Dentro do movimento feminista há diferentes epistemologias. Não há e nunca terá um pensamento uníssono sobre demandas políticas, mesmo que estas sejam reivindicações só de mulheres, porque as pessoas vivenciam suas questões de forma intransferível. Ou seja, há sujeitos que incorporam o grupo e perdem as suas individualidades, mas também existe o conceito de diferenciação – você pode se unir em pautas em comum, mas manter a sua forma autônoma de pensar. Tem mulher que acha que é liberdade ficar pelada no meio da rua, mas também há quem discorde.
LGBT
O acrônimo LGBT, que a mídia gosta de chamar de LGBTQIA+, parece ser uma grande comunidade com um monte de gente repetindo as mesmas coisas, mas não é. Começou com Movimento de afirmação homossexual, depois foi para GLS, uma sigla mais de marketing. Muita coisa aconteceu, a esquerda ortodoxa não apoiou, porque a prioridade era outra, e depois a sigla foi ampliando e os partidos políticos foram levantando essas bandeiras. Nas entranhas disso tudo, há discordâncias. Muitos gays e lésbicas não são simpáticos às questões de gênero, por exemplo, que vêm se ampliando em várias partes do mundo, com linguagem neutra e afins. Eles preferem manter o conceito sexo, que é fator objetivo. Então uma minoria, sem um movimento organizado, como reivindicaria nos anos 70/80 o livre exercício à orientação sexual e os direitos concernentes a este exercício, o afeto, casamento e constituição de família? E ainda é preciso que haja a vigilância destes direitos. Por isso, pessoas com os mesmos interesses se juntam, mesmo que não seja uma comunidade “LGBTQIAP+”, com premissas idênticas, como a mídia coloca para as pessoas.
Um exemplo prático – no ciberativismo feminista, o plágio sofrido pela pesquisadora Valeska Zanello foi denunciado sobretudo entre as feministas. O psicólogo João Marques, que faz sucesso no Instagram falando sobre comportamentos masculinos, plagiou o trabalho dela e depois fez um pedido de desculpas formal. Não é preciso ter coletivo nenhum para entender que isto é ilegítimo, mas quem iria apoiar e dar vazão à história desta mulher e cobrar providências, a Carla Zambelli? Grande parte das representantes políticas de direita não dá atenção a essas questões com medo de ter em si imputado o rótulo de feminista.
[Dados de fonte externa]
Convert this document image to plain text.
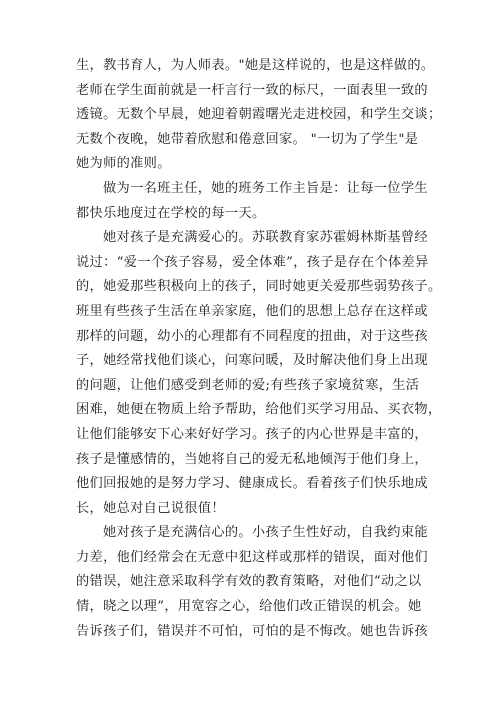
生，教书育人，为人师表。"她是这样说的，也是这样做的。
老师在学生面前就是一杆言行一致的标尺，一面表里一致的
透镜。无数个早晨，她迎着朝霞曙光走进校园，和学生交谈；
无数个夜晚，她带着欣慰和倦意回家。 "一切为了学生"是
她为师的准则。
做为一名班主任，她的班务工作主旨是：让每一位学生
都快乐地度过在学校的每一天。
她对孩子是充满爱心的。苏联教育家苏霍姆林斯基曾经
说过：“爱一个孩子容易，爱全体难”，孩子是存在个体差异
的，她爱那些积极向上的孩子，同时她更关爱那些弱势孩子。
班里有些孩子生活在单亲家庭，他们的思想上总存在这样或
那样的问题，幼小的心理都有不同程度的扭曲，对于这些孩
子，她经常找他们谈心，问寒问暖，及时解决他们身上出现
的问题，让他们感受到老师的爱;有些孩子家境贫寒，生活
困难，她便在物质上给予帮助，给他们买学习用品、买衣物，
让他们能够安下心来好好学习。孩子的内心世界是丰富的，
孩子是懂感情的，当她将自己的爱无私地倾泻于他们身上，
他们回报她的是努力学习、健康成长。看着孩子们快乐地成
长，她总对自己说很值！
她对孩子是充满信心的。小孩子生性好动，自我约束能
力差，他们经常会在无意中犯这样或那样的错误，面对他们
的错误，她注意采取科学有效的教育策略，对他们“动之以
情，晓之以理”，用宽容之心，给他们改正错误的机会。她
告诉孩子们，错误并不可怕，可怕的是不悔改。她也告诉孩
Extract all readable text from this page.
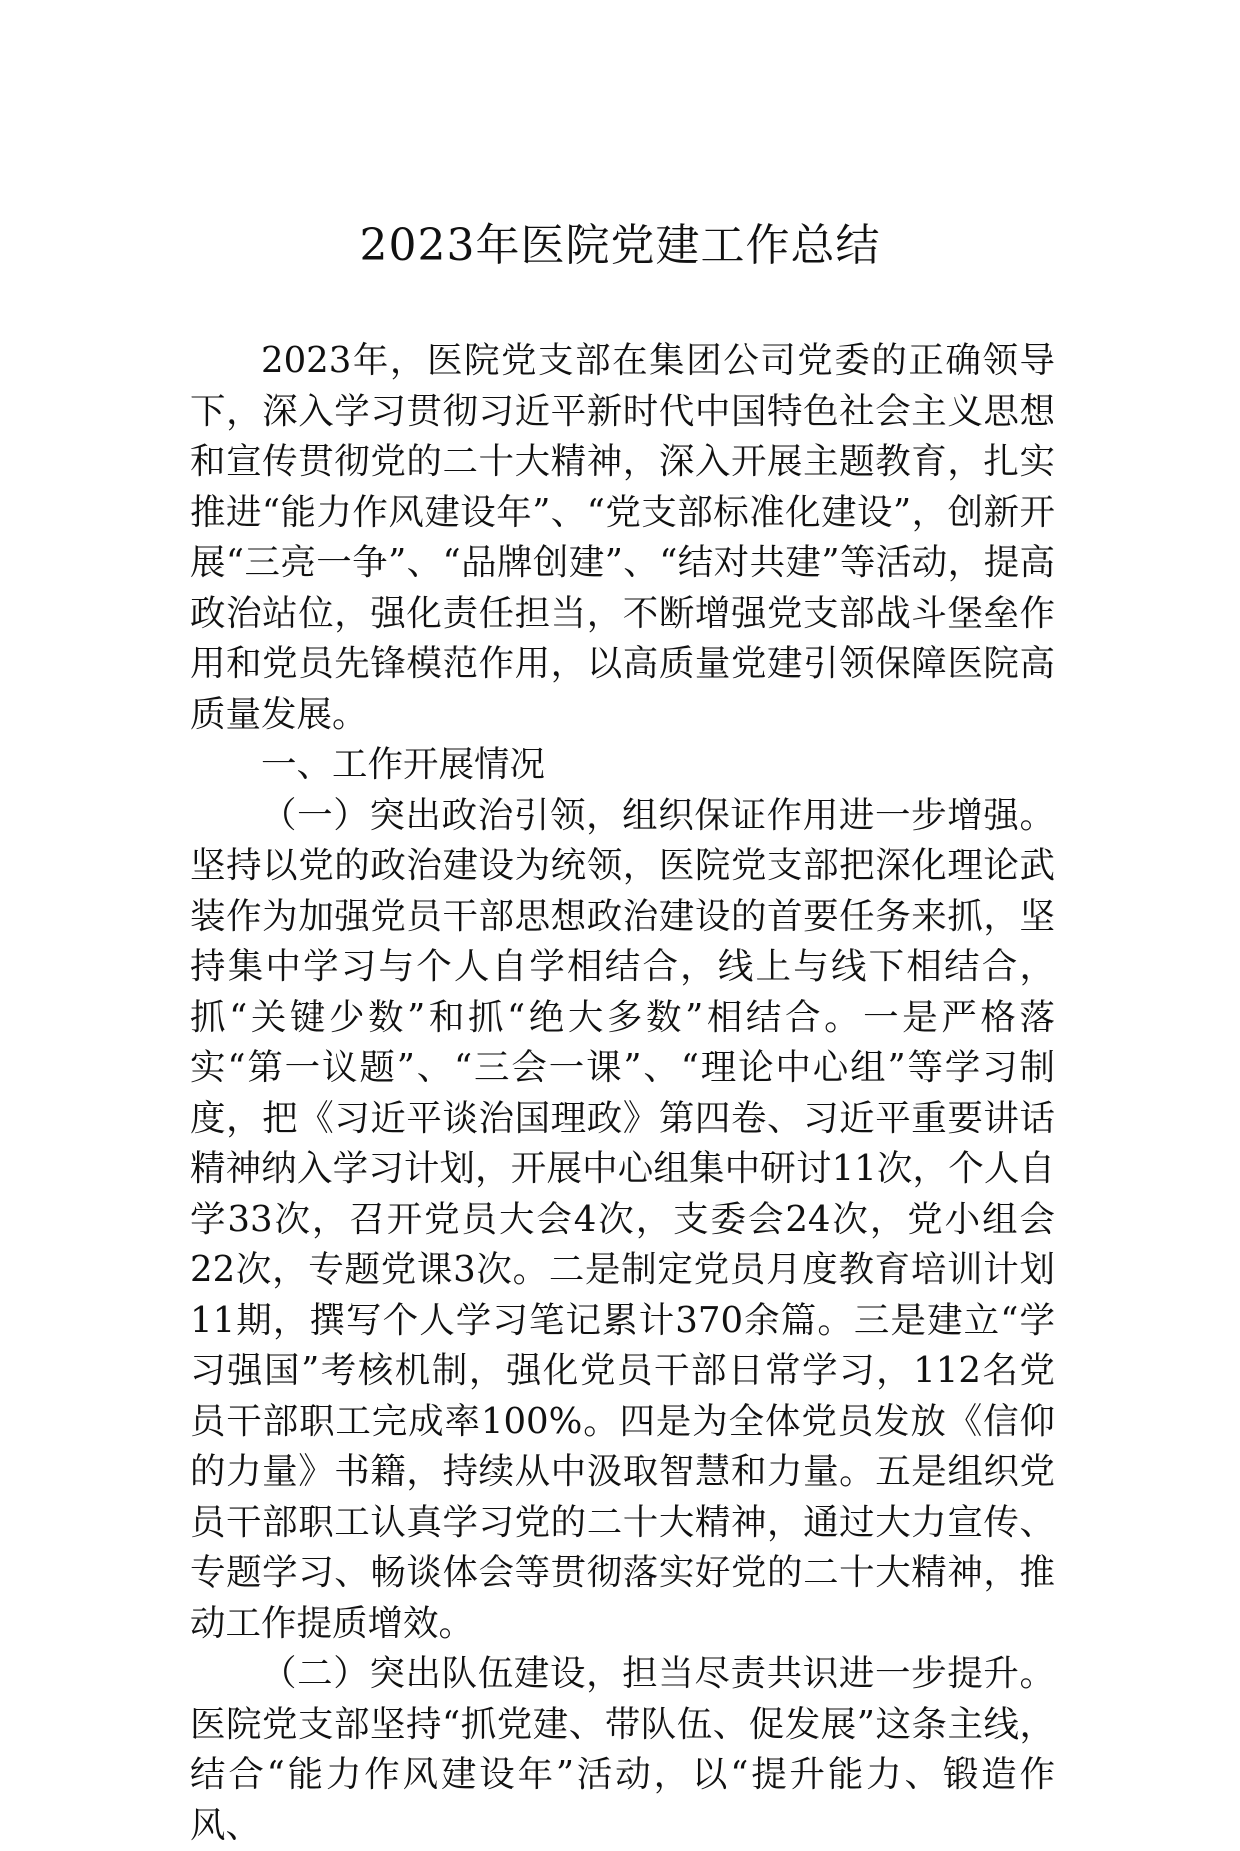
2023年医院党建工作总结

2023年，医院党支部在集团公司党委的正确领导下，深入学习贯彻习近平新时代中国特色社会主义思想和宣传贯彻党的二十大精神，深入开展主题教育，扎实推进“能力作风建设年”、“党支部标准化建设”，创新开展“三亮一争”、“品牌创建”、“结对共建”等活动，提高政治站位，强化责任担当，不断增强党支部战斗堡垒作用和党员先锋模范作用，以高质量党建引领保障医院高质量发展。

一、工作开展情况

（一）突出政治引领，组织保证作用进一步增强。坚持以党的政治建设为统领，医院党支部把深化理论武装作为加强党员干部思想政治建设的首要任务来抓，坚持集中学习与个人自学相结合，线上与线下相结合，抓“关键少数”和抓“绝大多数”相结合。一是严格落实“第一议题”、“三会一课”、“理论中心组”等学习制度，把《习近平谈治国理政》第四卷、习近平重要讲话精神纳入学习计划，开展中心组集中研讨11次，个人自学33次，召开党员大会4次，支委会24次，党小组会22次，专题党课3次。二是制定党员月度教育培训计划11期，撰写个人学习笔记累计370余篇。三是建立“学习强国”考核机制，强化党员干部日常学习，112名党员干部职工完成率100%。四是为全体党员发放《信仰的力量》书籍，持续从中汲取智慧和力量。五是组织党员干部职工认真学习党的二十大精神，通过大力宣传、专题学习、畅谈体会等贯彻落实好党的二十大精神，推动工作提质增效。

（二）突出队伍建设，担当尽责共识进一步提升。医院党支部坚持“抓党建、带队伍、促发展”这条主线，结合“能力作风建设年”活动，以“提升能力、锻造作风、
Na verdade, essas mulheres acabam evangelizadas em outra agenda, mesmo achando que são livres de ideologias. Para a pesquisadora plagiada, deve ter sido relevante ter com quem contar e uma voz ecoada.
A democracia é o sistema político que permite a convivência harmônica entre diferentes. Lilla analisa os erros históricos dos liberais (a esquerda, dentro do contexto americano) que abriram uma lacuna para a eleição de Donald Trump na época, o que é interessante, basta ver como bolsonaristas se aproveitam de pautas como “linguagem neutra” e outros vídeos que viralizam para ganhar munição. O autor diz que “Na política dos movimentos, as forças são todas centrífugas, incentivando a divisão em facções cada vez menores”, o que pode servir de lição para que as pessoas mantenham o senso crítico, estando em um coletivo ou não, e não percam o discernimento e nem o respeito ao contraditório, mesmo com esta política que intima à polarização. Talvez o problema não seja os coletivos/movimentos existirem, mas a forma como estão direcionando as suas políticas.